MSCI’s world stock index dropped to more than 20 per cent below its all-time high, while safe-haven 10-year Treasury yields hit their lowest since 2012.
Concern over sluggish global growth and doubts over central banks’ ability to support the global economy pushed the US benchmark S&P 500 index down 10.5 per cent for the year.
The FTSEurofirst 300 index of top European shares sank to its lowest level in 2-1/2 years.
The US dollar hit its lowest against the safe-haven yen since October 2014, at Y110.985, and was on track for its worst week against the Japanese currency since 2008.
“There are mounting concerns about the ability of central banks to continue to prop up asset prices,” said Omer Esiner, chief market analyst at Commonwealth Foreign Exchange in Washington.
“That’s part of why we’re seeing assets across the board come under pressure.”
Banks in Europe ended 6.3 per cent lower, making them the worst-performing sector and widening their losses for the year to more than 28 per cent.
Shares of Societe Generale, France’s second-biggest bank, closed down 12.6 per cent after disappointing results.
Worries also hit shares of US banks, with the S&P financial index ending down about 3 per cent. Concerns over profitability in a low-growth, low-interest rate environment have knocked confidence in the banking sector this week, particularly in Europe.
The declines came even as Federal Reserve Chair Janet Yellen sought to reassure investors in congressional testimony that the Fed will remain flexible in its approach.
The markets, however, do not expect the Fed to raise rates further this year, compared with Fed forecasts that still point to more tightening.
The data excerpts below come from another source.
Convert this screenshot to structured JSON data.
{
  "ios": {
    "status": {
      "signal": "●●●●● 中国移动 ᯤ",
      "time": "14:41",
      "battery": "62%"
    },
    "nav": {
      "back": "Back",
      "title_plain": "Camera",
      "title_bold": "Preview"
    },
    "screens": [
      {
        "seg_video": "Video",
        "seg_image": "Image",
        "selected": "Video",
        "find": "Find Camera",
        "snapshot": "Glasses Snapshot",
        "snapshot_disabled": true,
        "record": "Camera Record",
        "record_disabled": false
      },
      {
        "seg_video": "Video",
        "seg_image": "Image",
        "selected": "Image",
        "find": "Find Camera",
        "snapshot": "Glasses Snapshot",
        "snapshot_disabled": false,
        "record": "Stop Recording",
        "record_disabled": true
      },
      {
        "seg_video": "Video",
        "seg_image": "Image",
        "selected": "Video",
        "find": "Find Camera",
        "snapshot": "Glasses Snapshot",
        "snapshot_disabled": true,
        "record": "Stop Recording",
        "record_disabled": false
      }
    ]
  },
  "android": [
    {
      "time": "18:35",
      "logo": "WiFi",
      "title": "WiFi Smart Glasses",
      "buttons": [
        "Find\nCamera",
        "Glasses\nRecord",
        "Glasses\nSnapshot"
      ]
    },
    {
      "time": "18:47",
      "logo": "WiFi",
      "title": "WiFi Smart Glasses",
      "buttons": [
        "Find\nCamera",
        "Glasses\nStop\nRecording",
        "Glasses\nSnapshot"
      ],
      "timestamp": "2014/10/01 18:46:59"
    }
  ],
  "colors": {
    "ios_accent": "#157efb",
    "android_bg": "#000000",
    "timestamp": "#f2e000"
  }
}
“Credit has been signalling these concerns, and to some extent other markets, and particularly equity, have caught up with what credit had been telling them, which was: we’re really worried about global growth, we’re really worried that central banks are running out of ammunition,” said David Riley, head of credit strategy at BlueBay Asset Management in London.
Yields on benchmark 10-year US Treasury notes hit 1.53 per cent, their lowest level since August 2012, on the worries over global growth and the effectiveness of central bank policy.
MSCI’s all-country world equity index, which tracks shares in 45 nations, was last down 4.73 points, or 1.32 per cent, at 353.35. The index hit its lowest level in more than 2-1/2 years and was last down more than 20 per cent from an all-time high.
The Dow Jones industrial average ended down 254.56 points, or 1.6 per cent, at 15,660.18. The S&P 500 lost 22.78 points, or 1.23 per cent, at 1,829.08. The Nasdaq Composite dropped down 16.76 points, or 0.39 per cent, to 4,266.84.
Europe’s broad FTSEurofirst 300 index closed down 3.68 per cent at 1,195.76.
US crude fell, hitting a 12-year low of $US26.05 a barrel as domestic stocks grew and Goldman Sachs called for depressed prices until the second half of the year.
It settled down $US1.24, or 4.52 per cent, at $US26.21 a barrel. Brent crude settled down 78 cents, or 2.53 per cent, at $US30.06 a barrel.
Safe-haven spot gold surged 5.3 per cent to $US1,260.60, the highest in a year. US gold futures for April delivery settled up 4.5 per cent at $US1,247.80 per ounce.